Thirty-five years later I am on my way to Nepal, My wife, the young girlfriend of 1977, ties a small medallion around my neck.  An amulet, for luck.



I was spinning every prayer wheel between Syange and Tatopani.  There were many.  John is utterly indifferent.  I explain that I need all the luck I can get.  My first cancer had 95% mortality rate, and I survived.  My next cancer, just a year prior to the Nepal trip, the odds were 1000 to 1 that it would spread to my lymph nodes.  It did not spread to my lymph nodes. There is not a day I don’t feel lucky to be alive.  I try to explain this good luck to John.  No way, he says, your luck is bad, that’s how you got cancer in the first place.  My good luck is a luck he wants no part of.  But I’ll take it.

Our base camp below Chulu East was at about 16,000 feet.  After our first night there I woke with all the signs of cerebral edema, fatal if unattended.  We had to descend and abandon the climb.  But, I was alive, and therefore very lucky, right?

At a relatively young age I figured out that prayer was just another way of saying I want, I want, I want.  Thereafter, for many years, I did not pray.

I don’t want to visit a psychic, have my fortune told, palms read, astrology charted.  But once I fell for the facebook algorithim that would figure out my cause and age of death: I would drown in a river trying to save a dog.  Okay, I thought.  However, the fact that this would occur when I was 103 years old rather dampened my expectations.

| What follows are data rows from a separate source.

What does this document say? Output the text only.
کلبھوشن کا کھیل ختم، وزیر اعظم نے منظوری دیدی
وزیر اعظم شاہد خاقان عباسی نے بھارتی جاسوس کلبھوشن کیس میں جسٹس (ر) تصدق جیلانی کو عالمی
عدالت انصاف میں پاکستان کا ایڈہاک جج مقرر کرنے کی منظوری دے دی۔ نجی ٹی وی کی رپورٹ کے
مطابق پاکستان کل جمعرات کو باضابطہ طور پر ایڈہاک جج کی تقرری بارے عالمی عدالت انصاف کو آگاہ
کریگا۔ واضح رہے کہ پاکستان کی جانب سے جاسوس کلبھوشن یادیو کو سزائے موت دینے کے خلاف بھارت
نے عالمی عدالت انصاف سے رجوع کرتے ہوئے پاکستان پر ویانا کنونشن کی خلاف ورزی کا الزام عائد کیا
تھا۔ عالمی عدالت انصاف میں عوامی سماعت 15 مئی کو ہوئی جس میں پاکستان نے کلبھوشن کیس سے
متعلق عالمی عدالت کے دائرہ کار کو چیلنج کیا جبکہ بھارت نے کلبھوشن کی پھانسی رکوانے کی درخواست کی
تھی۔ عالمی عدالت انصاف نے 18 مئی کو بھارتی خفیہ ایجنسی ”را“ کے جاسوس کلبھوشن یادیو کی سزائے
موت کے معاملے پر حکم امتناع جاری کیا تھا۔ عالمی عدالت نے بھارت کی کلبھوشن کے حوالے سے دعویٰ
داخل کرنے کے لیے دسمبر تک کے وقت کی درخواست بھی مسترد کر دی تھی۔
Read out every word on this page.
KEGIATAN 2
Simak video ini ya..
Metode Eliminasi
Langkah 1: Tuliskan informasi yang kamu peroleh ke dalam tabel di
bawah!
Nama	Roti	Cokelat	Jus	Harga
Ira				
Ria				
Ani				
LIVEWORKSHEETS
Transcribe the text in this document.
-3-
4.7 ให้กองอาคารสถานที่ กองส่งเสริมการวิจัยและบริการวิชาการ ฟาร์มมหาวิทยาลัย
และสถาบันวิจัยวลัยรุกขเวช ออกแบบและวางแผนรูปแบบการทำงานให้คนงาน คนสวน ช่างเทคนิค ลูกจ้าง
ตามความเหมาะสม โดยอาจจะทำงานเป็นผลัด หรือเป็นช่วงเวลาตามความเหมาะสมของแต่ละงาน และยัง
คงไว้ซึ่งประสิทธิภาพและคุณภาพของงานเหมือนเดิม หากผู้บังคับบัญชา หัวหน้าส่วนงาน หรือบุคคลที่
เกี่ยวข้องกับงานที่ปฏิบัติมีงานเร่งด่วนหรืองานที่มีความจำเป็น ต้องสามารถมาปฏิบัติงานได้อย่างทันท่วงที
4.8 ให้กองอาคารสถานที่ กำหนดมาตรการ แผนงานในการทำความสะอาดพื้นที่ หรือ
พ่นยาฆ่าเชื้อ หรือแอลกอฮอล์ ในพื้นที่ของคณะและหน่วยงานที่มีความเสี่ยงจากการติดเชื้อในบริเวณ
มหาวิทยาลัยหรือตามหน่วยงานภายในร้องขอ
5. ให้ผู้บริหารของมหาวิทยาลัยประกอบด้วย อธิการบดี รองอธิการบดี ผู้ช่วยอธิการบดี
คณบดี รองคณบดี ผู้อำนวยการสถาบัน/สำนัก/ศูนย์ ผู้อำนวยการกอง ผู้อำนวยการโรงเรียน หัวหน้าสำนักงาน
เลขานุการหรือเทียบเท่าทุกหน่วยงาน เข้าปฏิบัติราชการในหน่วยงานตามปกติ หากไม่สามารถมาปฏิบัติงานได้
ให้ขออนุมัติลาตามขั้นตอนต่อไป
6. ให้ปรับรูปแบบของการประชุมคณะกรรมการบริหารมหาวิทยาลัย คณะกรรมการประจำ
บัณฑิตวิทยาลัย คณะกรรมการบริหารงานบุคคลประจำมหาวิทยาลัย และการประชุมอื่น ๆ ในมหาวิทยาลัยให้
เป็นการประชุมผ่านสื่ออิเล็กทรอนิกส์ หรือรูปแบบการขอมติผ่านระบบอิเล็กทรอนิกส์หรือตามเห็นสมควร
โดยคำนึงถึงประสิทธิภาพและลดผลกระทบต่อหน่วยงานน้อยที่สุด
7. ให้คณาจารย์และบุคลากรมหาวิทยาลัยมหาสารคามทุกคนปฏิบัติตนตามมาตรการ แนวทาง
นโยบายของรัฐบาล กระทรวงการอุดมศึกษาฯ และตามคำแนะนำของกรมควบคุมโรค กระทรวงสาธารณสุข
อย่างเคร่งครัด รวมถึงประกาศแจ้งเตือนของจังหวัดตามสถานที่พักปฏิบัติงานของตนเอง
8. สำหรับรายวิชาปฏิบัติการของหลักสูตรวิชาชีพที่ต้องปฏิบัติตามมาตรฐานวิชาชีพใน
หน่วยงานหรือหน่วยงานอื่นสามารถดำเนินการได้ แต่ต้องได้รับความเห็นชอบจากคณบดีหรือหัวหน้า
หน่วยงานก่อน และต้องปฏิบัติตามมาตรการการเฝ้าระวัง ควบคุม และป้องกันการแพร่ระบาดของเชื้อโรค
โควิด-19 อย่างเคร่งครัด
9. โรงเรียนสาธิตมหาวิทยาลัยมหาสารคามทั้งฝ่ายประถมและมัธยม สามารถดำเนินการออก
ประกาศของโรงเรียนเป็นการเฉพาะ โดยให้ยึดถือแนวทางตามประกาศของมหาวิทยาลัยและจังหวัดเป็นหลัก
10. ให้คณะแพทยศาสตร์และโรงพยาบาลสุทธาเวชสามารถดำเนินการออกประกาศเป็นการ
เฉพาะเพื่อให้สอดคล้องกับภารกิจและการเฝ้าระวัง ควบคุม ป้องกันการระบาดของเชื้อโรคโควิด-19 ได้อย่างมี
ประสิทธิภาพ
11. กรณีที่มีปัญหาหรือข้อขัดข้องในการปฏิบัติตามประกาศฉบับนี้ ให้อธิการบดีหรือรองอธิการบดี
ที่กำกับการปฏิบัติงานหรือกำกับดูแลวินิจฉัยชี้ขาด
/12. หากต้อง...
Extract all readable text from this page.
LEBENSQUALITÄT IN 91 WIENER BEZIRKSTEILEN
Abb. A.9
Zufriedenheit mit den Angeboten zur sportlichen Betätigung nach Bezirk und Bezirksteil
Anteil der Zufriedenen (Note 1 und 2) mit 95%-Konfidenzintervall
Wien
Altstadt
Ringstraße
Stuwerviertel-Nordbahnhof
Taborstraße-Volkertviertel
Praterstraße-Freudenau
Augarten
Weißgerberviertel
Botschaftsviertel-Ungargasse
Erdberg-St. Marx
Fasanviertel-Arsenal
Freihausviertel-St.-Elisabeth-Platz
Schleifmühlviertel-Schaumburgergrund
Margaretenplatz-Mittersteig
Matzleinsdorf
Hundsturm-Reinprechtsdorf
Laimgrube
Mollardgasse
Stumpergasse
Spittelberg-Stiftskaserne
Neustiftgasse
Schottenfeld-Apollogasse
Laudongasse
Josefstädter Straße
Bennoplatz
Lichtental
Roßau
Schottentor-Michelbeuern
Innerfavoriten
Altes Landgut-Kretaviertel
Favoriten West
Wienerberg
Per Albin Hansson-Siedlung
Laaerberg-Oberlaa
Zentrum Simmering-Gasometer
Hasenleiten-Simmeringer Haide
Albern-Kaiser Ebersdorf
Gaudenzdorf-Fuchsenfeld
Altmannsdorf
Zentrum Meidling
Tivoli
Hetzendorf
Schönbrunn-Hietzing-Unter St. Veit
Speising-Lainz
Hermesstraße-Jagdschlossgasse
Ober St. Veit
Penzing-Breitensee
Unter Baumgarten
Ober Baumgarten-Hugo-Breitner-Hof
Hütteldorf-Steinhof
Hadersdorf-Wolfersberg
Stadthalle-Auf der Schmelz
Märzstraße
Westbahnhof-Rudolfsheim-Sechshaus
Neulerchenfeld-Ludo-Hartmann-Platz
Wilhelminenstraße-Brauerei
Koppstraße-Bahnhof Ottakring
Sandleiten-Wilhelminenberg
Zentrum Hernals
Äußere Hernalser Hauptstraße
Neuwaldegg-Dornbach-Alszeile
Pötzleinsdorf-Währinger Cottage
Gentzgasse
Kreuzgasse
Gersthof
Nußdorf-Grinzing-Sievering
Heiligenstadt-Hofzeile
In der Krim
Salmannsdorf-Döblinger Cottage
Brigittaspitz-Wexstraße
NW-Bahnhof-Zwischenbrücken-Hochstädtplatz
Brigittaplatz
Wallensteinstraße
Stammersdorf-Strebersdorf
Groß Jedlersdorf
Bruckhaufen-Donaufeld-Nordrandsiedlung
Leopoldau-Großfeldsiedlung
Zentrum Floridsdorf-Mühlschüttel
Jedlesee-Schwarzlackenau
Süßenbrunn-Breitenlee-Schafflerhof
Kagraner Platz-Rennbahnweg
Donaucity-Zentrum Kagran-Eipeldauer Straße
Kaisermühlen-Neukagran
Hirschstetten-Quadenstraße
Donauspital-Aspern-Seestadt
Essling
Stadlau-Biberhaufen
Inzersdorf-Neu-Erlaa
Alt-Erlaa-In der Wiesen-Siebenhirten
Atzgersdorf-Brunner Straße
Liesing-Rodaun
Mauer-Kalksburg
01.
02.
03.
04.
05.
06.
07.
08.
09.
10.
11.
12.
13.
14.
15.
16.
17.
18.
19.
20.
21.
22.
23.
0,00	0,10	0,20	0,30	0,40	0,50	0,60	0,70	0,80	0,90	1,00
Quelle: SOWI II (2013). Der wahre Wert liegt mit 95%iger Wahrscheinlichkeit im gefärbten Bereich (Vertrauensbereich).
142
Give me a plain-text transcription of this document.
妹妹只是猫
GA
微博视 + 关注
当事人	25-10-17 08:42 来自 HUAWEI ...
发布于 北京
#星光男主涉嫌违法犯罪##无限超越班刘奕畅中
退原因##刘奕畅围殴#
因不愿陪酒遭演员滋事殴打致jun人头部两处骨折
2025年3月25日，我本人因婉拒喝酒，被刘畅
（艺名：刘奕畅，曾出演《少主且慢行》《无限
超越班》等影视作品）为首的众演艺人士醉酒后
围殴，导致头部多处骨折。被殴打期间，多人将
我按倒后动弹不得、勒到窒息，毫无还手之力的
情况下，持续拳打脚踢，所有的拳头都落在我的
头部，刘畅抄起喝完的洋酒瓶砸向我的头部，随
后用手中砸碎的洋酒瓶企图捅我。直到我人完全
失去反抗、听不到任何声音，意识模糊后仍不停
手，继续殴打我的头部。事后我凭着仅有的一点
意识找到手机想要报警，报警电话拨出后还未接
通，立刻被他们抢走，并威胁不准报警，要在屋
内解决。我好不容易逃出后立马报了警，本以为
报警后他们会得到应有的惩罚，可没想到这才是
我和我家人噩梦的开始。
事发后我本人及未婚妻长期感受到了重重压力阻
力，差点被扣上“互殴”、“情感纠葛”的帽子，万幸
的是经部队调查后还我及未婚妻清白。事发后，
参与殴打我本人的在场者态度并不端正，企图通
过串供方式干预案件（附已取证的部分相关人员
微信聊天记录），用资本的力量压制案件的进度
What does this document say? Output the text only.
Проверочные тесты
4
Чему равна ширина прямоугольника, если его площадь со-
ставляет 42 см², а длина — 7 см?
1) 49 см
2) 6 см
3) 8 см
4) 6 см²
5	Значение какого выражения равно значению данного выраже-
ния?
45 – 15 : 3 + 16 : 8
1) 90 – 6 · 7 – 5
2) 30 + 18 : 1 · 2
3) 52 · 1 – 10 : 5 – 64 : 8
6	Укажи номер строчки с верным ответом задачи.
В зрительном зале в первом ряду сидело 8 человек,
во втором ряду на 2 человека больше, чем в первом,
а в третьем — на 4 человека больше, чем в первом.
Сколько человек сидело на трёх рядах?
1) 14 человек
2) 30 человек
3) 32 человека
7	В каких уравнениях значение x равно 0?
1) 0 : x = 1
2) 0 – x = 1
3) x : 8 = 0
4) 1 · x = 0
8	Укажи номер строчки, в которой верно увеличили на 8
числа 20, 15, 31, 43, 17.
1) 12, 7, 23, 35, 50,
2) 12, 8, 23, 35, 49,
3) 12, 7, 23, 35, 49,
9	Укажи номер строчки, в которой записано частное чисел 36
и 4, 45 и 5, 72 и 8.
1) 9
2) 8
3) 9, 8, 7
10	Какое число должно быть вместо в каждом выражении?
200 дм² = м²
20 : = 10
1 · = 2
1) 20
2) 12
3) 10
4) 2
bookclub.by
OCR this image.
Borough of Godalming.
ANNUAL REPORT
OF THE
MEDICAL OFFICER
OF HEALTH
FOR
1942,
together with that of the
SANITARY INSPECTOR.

A few days before he died unexpectedly at 22, my son asked me if I had an extra crucifix I could loan him.  I gave him an old one on a string and ordered a nicer one.  He was alone when he drowned.  We put the crucifix in with him.  His brother added a spliff of marijuana about the size of one of Castro’s cigars.  Accidental drowning.

Water enters the lungs, changing the chemistry of the blood, causing it to become more concentrated.  The heart cannot bear the extra weight.  Thus to drown is to die from heart failure.  A broken heart.

When Macklin was child he nursed a tiny bunny to health.  The veterinarian had said that the odds of successfully doing so were 1000 to 1 against.  He considered the thriving bunny to be a miracle.

Subsequently, he rescued a small hawk, that sat on his shoulder but which, ultimately he could not save.  Thus crushed his hope for the second miracle, for sainthood.  I like to think that he found another road to sainthood.  But why it had to be such a tortuous, but nonetheless fast, path, I will never understand.


When my heart’s electrical system overloaded I was deep in the Talkeetna Mountains trying to ski home through three feet of new snow.  In the long night before the helicopter appeared we clung to each other for warmth in a shallow snow cave. Someone later would ask, What did you talk about all night? The truth was that we didn’t talk much; we used all of our powers of concentration to conserve warmth.

I suppose what those people may have meant by that question was, Did you pray?  The answer is the same: I had only one thing on my mind: what could I do to not freeze to death?

My idea of prayer, to the extent that I believe in it, is that it may be performed only with the intention of serving others.  In this way it’s like Aristotle’s idea of courage: an act can be courageous only to the extent that it benefits other people.

My son Dougal asks me if I remember the time we found a hawk, dead in our backyard in the Midwest.  This was not the same hawk his brother had tried to save, but another.  I remembered that hawk vividly because its heart had been cored out of its body, very precisely.  And this was an eerie fact that I hid from my sons.  I had wanted to consult a biologist as to the cause of this phenomenon, and considered preserving the hawk in our freezer, although I ended up burying it at night, alone, in the frozen earth.  The other memorable fact concerning this event was that it was Christmas day.



The crucifix I ordered for my son arrived the day after his funeral service at St. Benedict.  I gave it to his brother.

Harrison was right, the world will grind us underfoot, along with our fluttering unknown gods. We must summon all our resources, real, and hoped for.  I think God help us all. I’m not sure it’s a prayer, exactly, but I will confess to you I am sneaking myself into the all.